Last edited by Altoid (2021-04-26 23:52:49)

Offline

#3 2021-04-27 22:10:35

geki
Member
Registered: 2019-02-04
Posts: 92  

Re: Linux e1000e module removal and e1000e EEE timer - Part II

I read the source of the intel out-of-tree module. Looks a bit more development went into that than in the one in linux source. Good to use that one. ethtool cannot query because I guess it is incompatible with the out-of-tree module. No need to, if you can read the source. smile Another fun fact. The eee_disable flag seems to be initialized, only if FLAG2_HAS_EEE is set, which is not for your device AFAIS and AFAIUI. So you setting EEE=0 does nothing at all. And that smart shut down thing is disabled by default AFAIS.

I will add a patch soon, so that the eee_disable flag is being initialized, and default be disabled, since most PHY have no FLAG2_HAS_EEE feature, e heh.
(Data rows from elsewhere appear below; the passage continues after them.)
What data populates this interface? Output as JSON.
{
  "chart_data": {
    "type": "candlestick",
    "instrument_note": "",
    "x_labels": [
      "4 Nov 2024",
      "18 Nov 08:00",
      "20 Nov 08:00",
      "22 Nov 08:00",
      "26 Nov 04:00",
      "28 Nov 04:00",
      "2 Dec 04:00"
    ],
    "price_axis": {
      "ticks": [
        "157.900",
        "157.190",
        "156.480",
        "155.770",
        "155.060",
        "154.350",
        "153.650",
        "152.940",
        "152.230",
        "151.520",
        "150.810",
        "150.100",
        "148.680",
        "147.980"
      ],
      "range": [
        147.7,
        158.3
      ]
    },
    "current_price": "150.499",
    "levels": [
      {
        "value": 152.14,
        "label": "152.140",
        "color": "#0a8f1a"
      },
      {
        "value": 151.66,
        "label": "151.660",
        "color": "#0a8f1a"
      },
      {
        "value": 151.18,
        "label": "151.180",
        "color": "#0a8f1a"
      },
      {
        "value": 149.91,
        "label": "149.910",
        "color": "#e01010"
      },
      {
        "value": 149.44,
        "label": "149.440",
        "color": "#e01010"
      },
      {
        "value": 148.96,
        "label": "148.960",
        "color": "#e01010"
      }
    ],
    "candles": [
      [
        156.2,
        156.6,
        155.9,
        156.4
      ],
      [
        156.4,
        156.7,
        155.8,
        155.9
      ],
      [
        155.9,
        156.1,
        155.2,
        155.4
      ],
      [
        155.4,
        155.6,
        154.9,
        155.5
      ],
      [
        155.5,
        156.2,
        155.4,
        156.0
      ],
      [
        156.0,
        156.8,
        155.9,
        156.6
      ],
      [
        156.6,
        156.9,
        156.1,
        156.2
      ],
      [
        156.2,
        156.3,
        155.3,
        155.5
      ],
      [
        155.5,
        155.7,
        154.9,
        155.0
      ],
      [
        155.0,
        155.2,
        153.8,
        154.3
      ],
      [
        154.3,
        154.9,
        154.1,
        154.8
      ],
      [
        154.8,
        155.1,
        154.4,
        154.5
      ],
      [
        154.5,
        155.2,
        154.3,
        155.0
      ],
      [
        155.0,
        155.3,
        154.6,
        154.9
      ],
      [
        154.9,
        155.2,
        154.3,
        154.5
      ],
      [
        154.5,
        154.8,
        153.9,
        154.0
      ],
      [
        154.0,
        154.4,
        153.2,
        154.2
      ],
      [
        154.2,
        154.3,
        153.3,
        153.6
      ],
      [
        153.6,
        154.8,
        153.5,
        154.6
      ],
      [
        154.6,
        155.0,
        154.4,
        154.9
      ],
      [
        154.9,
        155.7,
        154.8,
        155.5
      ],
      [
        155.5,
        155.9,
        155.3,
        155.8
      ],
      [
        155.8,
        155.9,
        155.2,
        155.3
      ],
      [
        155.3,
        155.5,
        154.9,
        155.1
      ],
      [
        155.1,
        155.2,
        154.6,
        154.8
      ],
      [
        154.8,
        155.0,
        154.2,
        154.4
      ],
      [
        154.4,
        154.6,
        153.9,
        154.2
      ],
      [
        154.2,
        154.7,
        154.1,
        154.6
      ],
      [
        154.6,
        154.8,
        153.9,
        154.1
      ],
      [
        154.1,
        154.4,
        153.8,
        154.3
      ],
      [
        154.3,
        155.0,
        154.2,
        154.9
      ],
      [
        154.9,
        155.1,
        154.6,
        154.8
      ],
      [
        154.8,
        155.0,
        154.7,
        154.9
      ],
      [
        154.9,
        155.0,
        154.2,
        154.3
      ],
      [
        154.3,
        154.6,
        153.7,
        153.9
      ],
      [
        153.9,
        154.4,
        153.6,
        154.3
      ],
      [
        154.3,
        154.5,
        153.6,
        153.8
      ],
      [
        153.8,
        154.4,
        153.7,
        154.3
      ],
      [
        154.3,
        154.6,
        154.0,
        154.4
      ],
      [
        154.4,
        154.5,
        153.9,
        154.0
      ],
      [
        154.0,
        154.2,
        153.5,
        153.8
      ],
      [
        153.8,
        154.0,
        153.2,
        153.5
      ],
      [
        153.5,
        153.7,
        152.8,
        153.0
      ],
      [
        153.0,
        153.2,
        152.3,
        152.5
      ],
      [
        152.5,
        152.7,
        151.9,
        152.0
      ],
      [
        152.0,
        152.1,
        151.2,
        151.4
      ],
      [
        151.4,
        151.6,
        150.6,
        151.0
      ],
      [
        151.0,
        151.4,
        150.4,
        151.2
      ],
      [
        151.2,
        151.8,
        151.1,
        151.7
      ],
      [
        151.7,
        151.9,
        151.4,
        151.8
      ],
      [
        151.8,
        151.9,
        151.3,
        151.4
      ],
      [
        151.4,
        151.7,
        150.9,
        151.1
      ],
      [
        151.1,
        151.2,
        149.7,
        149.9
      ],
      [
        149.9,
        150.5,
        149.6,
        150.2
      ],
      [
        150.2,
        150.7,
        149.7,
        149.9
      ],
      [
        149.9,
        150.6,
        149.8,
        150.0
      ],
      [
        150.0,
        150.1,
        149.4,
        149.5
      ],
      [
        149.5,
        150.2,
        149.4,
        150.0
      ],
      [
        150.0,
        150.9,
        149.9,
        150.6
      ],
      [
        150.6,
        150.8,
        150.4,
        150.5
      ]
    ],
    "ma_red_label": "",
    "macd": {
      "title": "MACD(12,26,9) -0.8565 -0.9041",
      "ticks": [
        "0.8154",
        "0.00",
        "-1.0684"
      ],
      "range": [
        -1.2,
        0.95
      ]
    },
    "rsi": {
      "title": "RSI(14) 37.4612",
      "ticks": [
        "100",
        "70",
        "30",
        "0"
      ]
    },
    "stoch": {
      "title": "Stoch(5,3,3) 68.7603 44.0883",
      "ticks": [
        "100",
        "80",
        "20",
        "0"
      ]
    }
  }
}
Patch: https://geki.selfhost.eu/hacks/e1000e_3 … bled.patch
Apply: cd /path/to/driver/source/ && patch -p0 -i /path/to/e1000e_384_param_eee_be_disabled.patch

I wonder if that helps.

Last edited by geki (2021-04-28 18:11:46)

Offline

#4 2021-04-27 23:07:32

Altoid
Member
Registered: 2017-05-07
Posts: 766  

Re: Linux e1000e module removal and e1000e EEE timer - Part II

Hello:

geki wrote:

... read the source of the intel out-of-tree module.

Thank  you for taking the time to do that.  8^D

geki wrote:

... a bit more development went into that than in the one in linux source.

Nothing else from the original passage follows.